Demand response with pricing schemes and consumers mode constraints for energy balancing in smart grids

Demand response (DR) is currently gaining widespread attention because it persuades consumers to participate actively in the electricity market, intending to balance power demand with available generation. The DR shaves peak energy use by shifting or curtailing demand or driving energy conservation concerning price variation or incentive payments to meet growing energy demand with the available generation, and provides new opportunities for power usage scheduling. To avail this opportunity, this work proposes DR energy management scheme (DREMS) based on multi-objective wind-driven optimization (MOWDO) algorithm for the power scheduling problem of the smart home, which has smart appliances: controllable (power and time) and critical appliances. The first class of appliances are controllable with adjustable power and time.
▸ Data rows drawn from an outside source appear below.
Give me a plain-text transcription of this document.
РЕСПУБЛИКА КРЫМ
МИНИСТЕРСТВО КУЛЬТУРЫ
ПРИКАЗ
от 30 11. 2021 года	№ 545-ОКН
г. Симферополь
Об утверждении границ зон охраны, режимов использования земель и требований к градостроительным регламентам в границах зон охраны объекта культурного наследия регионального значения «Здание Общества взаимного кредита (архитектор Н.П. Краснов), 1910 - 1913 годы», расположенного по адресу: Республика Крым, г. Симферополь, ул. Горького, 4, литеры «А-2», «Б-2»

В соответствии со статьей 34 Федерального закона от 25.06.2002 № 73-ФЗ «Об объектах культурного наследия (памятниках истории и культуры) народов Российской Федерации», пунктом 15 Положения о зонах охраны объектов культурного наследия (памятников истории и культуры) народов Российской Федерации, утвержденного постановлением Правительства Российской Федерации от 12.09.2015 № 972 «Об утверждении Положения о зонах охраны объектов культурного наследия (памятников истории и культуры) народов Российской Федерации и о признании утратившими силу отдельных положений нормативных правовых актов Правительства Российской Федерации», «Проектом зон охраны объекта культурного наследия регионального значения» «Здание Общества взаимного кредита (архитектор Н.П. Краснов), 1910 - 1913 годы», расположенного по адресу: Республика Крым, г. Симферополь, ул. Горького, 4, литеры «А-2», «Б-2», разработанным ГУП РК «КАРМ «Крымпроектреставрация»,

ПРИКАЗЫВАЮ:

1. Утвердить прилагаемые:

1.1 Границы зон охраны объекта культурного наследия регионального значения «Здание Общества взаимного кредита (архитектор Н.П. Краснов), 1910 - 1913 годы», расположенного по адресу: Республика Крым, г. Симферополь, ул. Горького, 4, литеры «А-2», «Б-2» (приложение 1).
On the other hand, critical appliances do not tolerate adjustment in time or power. The first class contributes to utility bill payment and peak-to-average demand ratio (PADR) minimization, and the second class contributes to comfort enhancement. The aim is to reduce utility bills, PADR, and discomfort, and achieve the desired trade-off between payment and PADR, and payment and discomfort. The power usage scheduling problem is formulated as an optimization problem with integer programming for four modes of operation. The DREMS based on the MOWDO algorithm resolves the optimization problem, producing an optimal operation schedule for four modes of operation. To assess its effectiveness, the MOWDO algorithm is compared with the existing MOPSO algorithm using various performance metrics. Simulation results demonstrate that the MOWDO returned an optimized operation schedule that successfully achieves the desired trade-off between payment and PADR, as well as payment and discomfort.